- Born: Henry Velandia July 20, 1983 (age 42) Caracas, Venezuela
- Occupation(s): Dancer, Dance Instructor

= Henri Velandia =

Venezuelan dancer (born 1983)

Henri Velandia (sometimes styled as Henry Velandia) (born July 20, 1983) is a Venezuelan dancer. He is most notable for his performance on season 1 of the Univision television program Mira Quién Baila ('Look Who's Dancing'). He is the founder and lead instructor of HotSalsaHot, a salsa dance school located in Princeton, NJ.

==Mira Quién Baila==
Mira Quién Baila (MQB) debuted on Sunday, September 12, 2010, at 8 p.m. EST and was viewed by an estimated 8.8 million people. On September 8, 2010, Chevrolet, Target and AT&T were announced as the lead corporate sponsors of the program. Henri performed with Jackie Guerrido, weather anchor and journalist, and placed second overall.

==Other dance activities==
Velandia founded HotSalsaHot, a salsa school in the central New Jersey area in 2005.

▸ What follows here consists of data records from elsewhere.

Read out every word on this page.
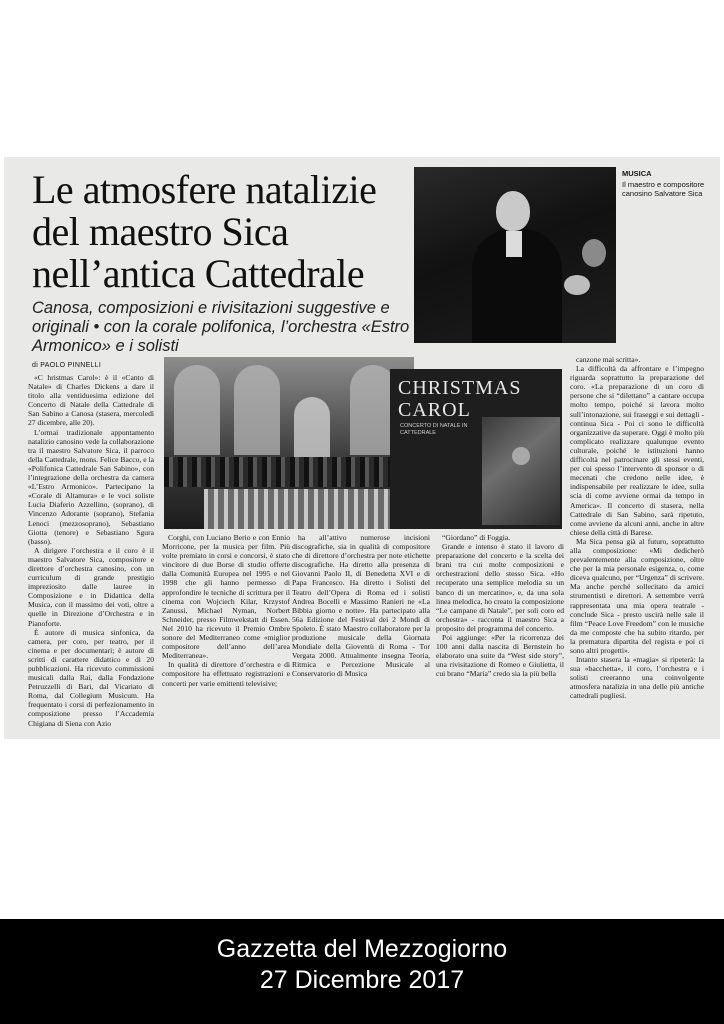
Le atmosfere natalizie
del maestro Sica
nell’antica Cattedrale
Canosa, composizioni e rivisitazioni suggestive e originali • con la corale polifonica, l’orchestra «Estro Armonico» e i solisti
di PAOLO PINNELLI
MUSICA
Il maestro e compositore canosino Salvatore Sica
CHRISTMAS
CAROL
CONCERTO DI NATALE IN CATTEDRALE

«C hristmas Carol»: è il «Canto di Natale» di Charles Dickens a dare il titolo alla ventiduesima edizione del Concerto di Natale della Cattedrale di San Sabino a Canosa (stasera, mercoledì 27 dicembre, alle 20).

L’ormai tradizionale appuntamento natalizio canosino vede la collaborazione tra il maestro Salvatore Sica, il parroco della Cattedrale, mons. Felice Bacco, e la «Polifonica Cattedrale San Sabino», con l’integrazione della orchestra da camera «L’Estro Armonico». Partecipano la «Corale di Altamura» e le voci soliste Lucia Diaferio Azzellino, (soprano), di Vincenzo Adorante (soprano), Stefania Lenoci (mezzosoprano), Sebastiano Giotta (tenore) e Sebastiano Sgura (basso).

A dirigere l’orchestra e il coro è il maestro Salvatore Sica, compositore e direttore d’orchestra canosino, con un curriculum di grande prestigio impreziosito dalle lauree in Composizione e in Didattica della Musica, con il massimo dei voti, oltre a quelle in Direzione d’Orchestra e in Pianoforte.

È autore di musica sinfonica, da camera, per coro, per teatro, per il cinema e per documentari; è autore di scritti di carattere didattico e di 20 pubblicazioni. Ha ricevuto commissioni musicali dalla Rai, dalla Fondazione Petruzzelli di Bari, dal Vicariato di Roma, dal Collegium Musicum. Ha frequentato i corsi di perfezionamento in composizione presso l’Accademia Chigiana di Siena con Azio

Corghi, con Luciano Berio e con Ennio Morricone, per la musica per film. Più volte premiato in corsi e concorsi, è stato vincitore di due Borse di studio offerte dalla Comunità Europea nel 1995 e nel 1998 che gli hanno permesso di approfondire le tecniche di scrittura per il cinema con Wojciech Kilar, Krzystof Zanussi, Michael Nyman, Norbert Schneider, presso Filmwekstatt di Essen. Nel 2010 ha ricevuto il Premio Ombre sonore del Mediterraneo come «miglior compositore dell’anno dell’area Mediterranea».

In qualità di direttore d’orchestra e di compositore ha effettuato registrazioni e concerti per varie emittenti televisive;

ha all’attivo numerose incisioni discografiche, sia in qualità di compositore che di direttore d’orchestra per note etichette discografiche. Ha diretto alla presenza di Giovanni Paolo II, di Benedetta XVI e di Papa Francesco. Ha diretto i Solisti del Teatro dell’Opera di Roma ed i solisti Andrea Bocelli e Massimo Ranieri ne «La Bibbia giorno e notte». Ha partecipato alla 56a Edizione del Festival dei 2 Mondi di Spoleto. È stato Maestro collaboratore per la produzione musicale della Giornata Mondiale della Gioventù di Roma - Tor Vergata 2000. Attualmente insegna Teoria, Ritmica e Percezione Musicale al Conservatorio di Musica

“Giordano” di Foggia.

Grande e intenso è stato il lavoro di preparazione del concerto e la scelta dei brani tra cui molte composizioni e orchestrazioni dello stesso Sica. «Ho recuperato una semplice melodia su un banco di un mercatino», e, da una sola linea melodica, ho creato la composizione “Le campane di Natale”, per soli coro ed orchestra» - racconta il maestro Sica a proposito del programma del concerto.

Poi aggiunge: «Per la ricorrenza dei 100 anni dalla nascita di Bernstein ho elaborato una suite da “West side story”, una rivisitazione di Romeo e Giulietta, il cui brano “Maria” credo sia la più bella

canzone mai scritta».

La difficoltà da affrontare e l’impegno riguarda soprattutto la preparazione del coro. «La preparazione di un coro di persone che si “dilettano” a cantare occupa molto tempo, poiché si lavora molto sull’intonazione, sui fraseggi e sui dettagli - continua Sica - Poi ci sono le difficoltà organizzative da superare. Oggi è molto più complicato realizzare qualunque evento culturale, poiché le istituzioni hanno difficoltà nel patrocinare gli stessi eventi, per cui spesso l’intervento di sponsor o di mecenati che credono nelle idee, è indispensabile per realizzare le idee, sulla scia di come avviene ormai da tempo in America». Il concerto di stasera, nella Cattedrale di San Sabino, sarà ripetuto, come avviene da alcuni anni, anche in altre chiese della città di Barese.

Ma Sica pensa già al futuro, soprattutto alla composizione: «Mi dedicherò prevalentemente alla composizione, oltre che per la mia personale esigenza, o, come diceva qualcuno, per “Urgenza” di scrivere. Ma anche perché sollecitato da amici strumentisti e direttori. A settembre verrà rappresentata una mia opera teatrale - conclude Sica - presto uscirà nelle sale il film “Peace Love Freedom” con le musiche da me composte che ha subito ritardo, per la prematura dipartita del regista e poi ci sono altri progetti».

Intanto stasera la «magia» si ripeterà: la sua «bacchetta», il coro, l’orchestra e i solisti creeranno una coinvolgente atmosfera natalizia in una delle più antiche cattedrali pugliesi.

Gazzetta del Mezzogiorno
27 Dicembre 2017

Henri performed at the Miami Salsa Congress in Miami, FL, on August 6, 2010. HSH students performed there at the semi-professional level on August 7, 2010. On April 18, 2010, Henri and his sister Claudia received second place in the open division at the College Showdown Latin Dance Competition at Drexel University in Philadelphia. Henri also performs and trains in modern dance. Velandia performed at Dancers in the Square in Princeton, NJ, on July 16, 2010, in a piece choreographed by Marie Alonzo Snyder. The performance was reviewed by Princeton student Joshua J. Vandiver, who Velandia met in 2006 and married in Connecticut on 29 August 2010.

==Immigration battle==
Velandia's application for a work visa later that year was denied and he was threatened with deportation despite being the spouse of a U.S. citizen because his marriage was not recognized at a federal level due to the Defense of Marriage Act (DOMA). This case was taken up by LGBT rights activists campaigning against DOMA and the non-recognition of state-sanctioned same-sex marriages for immigration purposes.

After a protracted battle in which Vandiver unsuccessfully attempted to obtain a green card for Velandia, Velandia's deportation was cancelled and he received formal notification of this on 29 June 2011.